Peter Angelos spent $173 million to buy the club, then another $42 million to put this year's team together, and what is there to show for all that outgoing cash? A .500 record, with first place still just a distant island to dream about, like the Caribbean in the dead of a Bawlmer winter.
Annex that major disappointment to a once-proud franchise that hasn't been to the playoffs since Ronald Reagan's first term, and what do you have?
Desperation. In several forms.
There is the desperation of Angelos to deliver the winner he pledged to build. A winner in any form. Say hello to the Orioles' new motto: Wild card or bust!
Then there was the desperation of one club official who said last week, after a column advocating that the Bonilla trade not be made: "What am I supposed to do, sit around and wait to get fired?"
Point made. And understood. There were several factors that all but demanded that the deal go down, the most compelling being that the fans deserved such an aggressive stroke after being used and taken for granted by Eli Jacobs. No argument there.
And with no labor talks in sight, there might never be another baseball season after this one, so why not mortgage the future to try to win now?
Just kidding. There'll be baseball again someday, and how the Orioles will approach it after this season is anyone's guess. They've got problems now. Owing $26.55 million to six players means they'll probably need to trade Brady Anderson, give up on Ben McDonald, forget Ron Gant, realign their rotation and goodness knows what else. Maybe not all of those things, but some.
Was trading Bonilla worth freezing yourself like that, especially in a year when the Orioles aren't that good and the Cleveland Indians are five lengths better than the rest of the AL field? Doubtful.
Oh, sure, it should make the rest of this season more interesting. The Orioles could win the AL East. But you'll never convince me that they weren't going to win it anyway, even without Bonilla. The Red Sox? Dead. The Yankees? Even with David Cone and Ruben Sierra on board, they're hardly the monster many expected.
Maybe it's true that trading for Bonilla improves the Orioles' chances of at least passing one team and making the playoffs as the AL wild card. Big deal. The fans don't care about the wild-card race. Getting excited about the wild-card race is like getting excited about a roller hockey game on ESPN2. Did someone say "trumped up solely for television?" Funny, I could swear someone did.

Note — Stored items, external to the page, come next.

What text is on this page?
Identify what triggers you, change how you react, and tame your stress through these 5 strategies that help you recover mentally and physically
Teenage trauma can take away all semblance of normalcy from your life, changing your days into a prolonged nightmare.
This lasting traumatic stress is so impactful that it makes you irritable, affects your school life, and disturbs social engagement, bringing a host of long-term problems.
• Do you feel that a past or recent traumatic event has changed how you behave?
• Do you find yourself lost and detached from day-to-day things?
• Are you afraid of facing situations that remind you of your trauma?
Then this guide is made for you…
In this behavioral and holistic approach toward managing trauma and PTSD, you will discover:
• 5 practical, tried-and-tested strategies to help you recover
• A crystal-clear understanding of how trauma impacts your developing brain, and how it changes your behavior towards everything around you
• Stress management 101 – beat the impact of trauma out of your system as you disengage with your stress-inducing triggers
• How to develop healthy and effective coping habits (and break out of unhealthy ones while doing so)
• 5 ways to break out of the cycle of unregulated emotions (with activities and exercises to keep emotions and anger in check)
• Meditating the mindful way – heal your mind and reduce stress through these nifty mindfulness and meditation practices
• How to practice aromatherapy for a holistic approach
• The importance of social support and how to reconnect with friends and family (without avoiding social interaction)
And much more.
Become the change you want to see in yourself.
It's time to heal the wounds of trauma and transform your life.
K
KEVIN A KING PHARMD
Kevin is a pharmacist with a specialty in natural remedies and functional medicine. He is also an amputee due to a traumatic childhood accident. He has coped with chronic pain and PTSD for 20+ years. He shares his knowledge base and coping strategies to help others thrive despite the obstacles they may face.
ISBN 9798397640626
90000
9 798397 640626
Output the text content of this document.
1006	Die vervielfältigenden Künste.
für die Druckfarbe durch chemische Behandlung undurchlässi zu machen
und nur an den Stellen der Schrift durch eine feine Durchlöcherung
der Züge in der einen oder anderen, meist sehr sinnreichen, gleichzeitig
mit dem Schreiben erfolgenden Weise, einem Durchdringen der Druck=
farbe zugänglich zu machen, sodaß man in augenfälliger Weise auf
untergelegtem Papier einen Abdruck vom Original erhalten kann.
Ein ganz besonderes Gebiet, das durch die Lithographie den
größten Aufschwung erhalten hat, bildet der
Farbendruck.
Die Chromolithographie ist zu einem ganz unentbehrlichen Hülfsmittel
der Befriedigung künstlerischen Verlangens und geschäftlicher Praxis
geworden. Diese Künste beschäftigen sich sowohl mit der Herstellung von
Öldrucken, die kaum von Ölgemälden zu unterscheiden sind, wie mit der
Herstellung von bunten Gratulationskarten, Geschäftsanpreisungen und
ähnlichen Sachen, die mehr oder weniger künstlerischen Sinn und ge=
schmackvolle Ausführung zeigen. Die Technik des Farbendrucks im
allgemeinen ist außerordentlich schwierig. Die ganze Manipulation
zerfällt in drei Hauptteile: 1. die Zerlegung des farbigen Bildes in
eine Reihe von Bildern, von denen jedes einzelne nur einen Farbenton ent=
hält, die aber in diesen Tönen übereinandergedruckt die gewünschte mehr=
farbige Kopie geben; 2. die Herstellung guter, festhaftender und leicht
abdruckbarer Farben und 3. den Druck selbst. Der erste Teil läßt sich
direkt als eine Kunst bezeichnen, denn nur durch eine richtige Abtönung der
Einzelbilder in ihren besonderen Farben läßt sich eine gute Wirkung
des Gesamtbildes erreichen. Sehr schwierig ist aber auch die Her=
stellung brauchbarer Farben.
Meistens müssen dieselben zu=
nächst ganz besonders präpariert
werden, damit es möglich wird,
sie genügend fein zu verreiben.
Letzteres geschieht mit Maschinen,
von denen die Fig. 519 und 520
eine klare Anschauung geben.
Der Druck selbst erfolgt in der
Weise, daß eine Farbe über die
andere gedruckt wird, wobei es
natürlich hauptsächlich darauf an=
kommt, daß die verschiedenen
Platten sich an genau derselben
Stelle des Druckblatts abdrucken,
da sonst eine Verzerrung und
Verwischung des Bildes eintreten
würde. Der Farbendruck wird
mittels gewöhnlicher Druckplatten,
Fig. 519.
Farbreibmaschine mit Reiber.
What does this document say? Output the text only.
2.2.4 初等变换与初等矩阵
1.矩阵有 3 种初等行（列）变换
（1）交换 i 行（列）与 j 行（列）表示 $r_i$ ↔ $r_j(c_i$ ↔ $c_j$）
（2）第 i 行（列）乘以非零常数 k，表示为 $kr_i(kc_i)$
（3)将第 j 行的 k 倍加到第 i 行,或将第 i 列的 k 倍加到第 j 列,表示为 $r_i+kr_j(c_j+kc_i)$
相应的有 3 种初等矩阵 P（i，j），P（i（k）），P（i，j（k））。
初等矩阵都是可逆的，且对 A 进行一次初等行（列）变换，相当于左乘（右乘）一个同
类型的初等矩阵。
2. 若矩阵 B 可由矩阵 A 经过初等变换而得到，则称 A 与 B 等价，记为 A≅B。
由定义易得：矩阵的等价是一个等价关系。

In any case, the biggest problems with the Bonilla trade were a) what the Orioles gave up, and b) what it says about the way the club operates.
No one knows if Alex Ochoa is going to be a star. But many of the Orioles' minor-league officials thought they were looking at one who would last well into the next century. If that's true, making this trade with the team stuck at .500 will look ridiculous in hindsight.
And let's face it, the final decision to make the trade was a knee-jerk reaction to the Yankees' double dealings last Friday. This year, it was Bonilla the club just had to have, Bonilla who would solve all ills, as if one player can ever do that. What about next year, when someone else becomes the coveted savior? Rocky Coppinger, come on down! You're gone, pal.
Maybe I'm old-fashioned, but I don't think that's a wise way to run a club. You just get more and more swollen with more and more stars from other teams, and your minor-league system -- your lifeline -- gets more and more useless. Then one day, you crash.
Not that trading prospects in a late-season deal is necessarily a mistake. But you should make such deals -- at least ones in which you give away a commodity as valued as Ochoa -- only when you're trying to maximize an excellent season in which you have an obvious chance to go far.
If the Orioles are going far this year, it's not obvious yet. And that's why giving away Alex Ochoa was wasteful.